Much like daily life, business is increasingly being conducted online as well. Indeed, it is difficult to isolate a discreet "internet industry" as companies of every stripe invest more and more in their online presence. About 94 per cent of large businesses and 60 per cent of medium businesses in Australia had a website in 2006, according to the Department of Foreign Affairs and Trade, and these numbers undoubtedly continue to rise. TV networks now offer online videos, retail giants run online stores, insurance companies sign up new members online, magazines "publish" exclusively online, and so on. Furthermore, the infrastructure that supports the internet is a mash-up of telecommunications and technology products, comprised as it is of fibre-optic cables, PCs, mobile phones, satellites and wireless technology. One has to search far and wide to find an Australian business that has ignored the siren song of the internet, and the web's seemingly unlimited real estate continues to provide aspiring entrepreneurs the space to build their dreams.
Business is booming, and the industry is in the throes of ecstasy over the concept of "web 2.0" -- a term coined by O'Reilly Media in 2003 to describe the (perceived) ascendancy of second-generation web-based companies. The popularity of user-friendly and user-generated community sites like Wikipedia, along with the rise of entertainment sites like YouTube, is taken as a sign of an increasingly net-based human existence, which can be translated into revenue for savvy internet companies.
Better to ask where it isn't
If it's difficult to imagine any lives untouched by the internet, it's probably because there aren't all that many. According to the Internet Activity Survey carried out by the Australian Bureau of Statistics, as of June 2008, there were 7.23 million subscribers to the internet, including 6.21 million households and over a million businesses. The number is growing as web access becomes ubiquitous to the point of unavoidable.

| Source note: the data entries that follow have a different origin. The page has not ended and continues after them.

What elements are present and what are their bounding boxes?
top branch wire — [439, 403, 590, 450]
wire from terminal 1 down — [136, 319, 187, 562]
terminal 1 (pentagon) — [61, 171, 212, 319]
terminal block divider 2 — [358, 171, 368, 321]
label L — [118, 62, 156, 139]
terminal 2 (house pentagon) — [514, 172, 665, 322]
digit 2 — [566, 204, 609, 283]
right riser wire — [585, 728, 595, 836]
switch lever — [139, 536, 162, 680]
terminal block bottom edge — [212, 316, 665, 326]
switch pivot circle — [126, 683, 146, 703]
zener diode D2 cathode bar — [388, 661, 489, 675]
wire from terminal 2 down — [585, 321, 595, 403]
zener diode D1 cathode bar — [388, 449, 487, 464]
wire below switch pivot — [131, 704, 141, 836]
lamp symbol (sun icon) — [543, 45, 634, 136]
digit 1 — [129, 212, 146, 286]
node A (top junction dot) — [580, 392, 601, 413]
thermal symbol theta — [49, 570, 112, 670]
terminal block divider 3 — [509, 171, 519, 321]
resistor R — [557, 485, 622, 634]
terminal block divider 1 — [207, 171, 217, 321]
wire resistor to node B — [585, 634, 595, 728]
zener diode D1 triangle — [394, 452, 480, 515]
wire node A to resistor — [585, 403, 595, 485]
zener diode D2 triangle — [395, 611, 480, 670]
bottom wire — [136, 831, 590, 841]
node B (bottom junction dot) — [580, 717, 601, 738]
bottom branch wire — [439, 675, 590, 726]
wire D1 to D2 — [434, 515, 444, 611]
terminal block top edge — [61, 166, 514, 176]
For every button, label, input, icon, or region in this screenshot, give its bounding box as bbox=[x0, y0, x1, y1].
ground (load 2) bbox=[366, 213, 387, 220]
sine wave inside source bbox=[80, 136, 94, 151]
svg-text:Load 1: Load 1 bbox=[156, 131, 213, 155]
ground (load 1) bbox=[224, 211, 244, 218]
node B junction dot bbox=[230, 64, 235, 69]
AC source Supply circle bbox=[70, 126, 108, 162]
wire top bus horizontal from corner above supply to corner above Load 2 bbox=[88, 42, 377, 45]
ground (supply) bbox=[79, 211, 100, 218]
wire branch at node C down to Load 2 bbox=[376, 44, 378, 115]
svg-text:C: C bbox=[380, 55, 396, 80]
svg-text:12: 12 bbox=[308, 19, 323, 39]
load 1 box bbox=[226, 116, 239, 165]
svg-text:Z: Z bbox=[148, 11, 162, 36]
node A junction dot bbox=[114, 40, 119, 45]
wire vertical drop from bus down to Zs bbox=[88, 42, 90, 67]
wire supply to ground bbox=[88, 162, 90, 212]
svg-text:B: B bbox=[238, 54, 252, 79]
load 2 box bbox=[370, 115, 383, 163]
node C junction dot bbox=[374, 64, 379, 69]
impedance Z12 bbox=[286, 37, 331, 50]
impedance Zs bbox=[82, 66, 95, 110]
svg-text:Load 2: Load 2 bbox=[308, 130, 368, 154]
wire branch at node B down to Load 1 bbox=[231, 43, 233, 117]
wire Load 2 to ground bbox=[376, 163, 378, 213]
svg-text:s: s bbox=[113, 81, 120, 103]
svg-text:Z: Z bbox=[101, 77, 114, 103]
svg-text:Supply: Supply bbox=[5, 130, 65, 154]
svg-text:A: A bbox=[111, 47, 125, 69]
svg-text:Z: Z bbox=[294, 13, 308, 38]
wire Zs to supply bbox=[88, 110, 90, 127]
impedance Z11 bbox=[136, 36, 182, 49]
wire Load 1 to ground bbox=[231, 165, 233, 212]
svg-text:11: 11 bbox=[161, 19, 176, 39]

Today, people can access the web through an array of internet service providers (ISPs), be it on landline broadband (primarily DSL, via coaxial cable, fibre optic or copper wires), wireless technology, dial-up access (which is rapidly disappearing), satellite or mobile phones. Public places, such as libraries, internet cafes and airport terminals, offer immediate connection to those without home access and those who find themselves needing the web while away from their personal computer.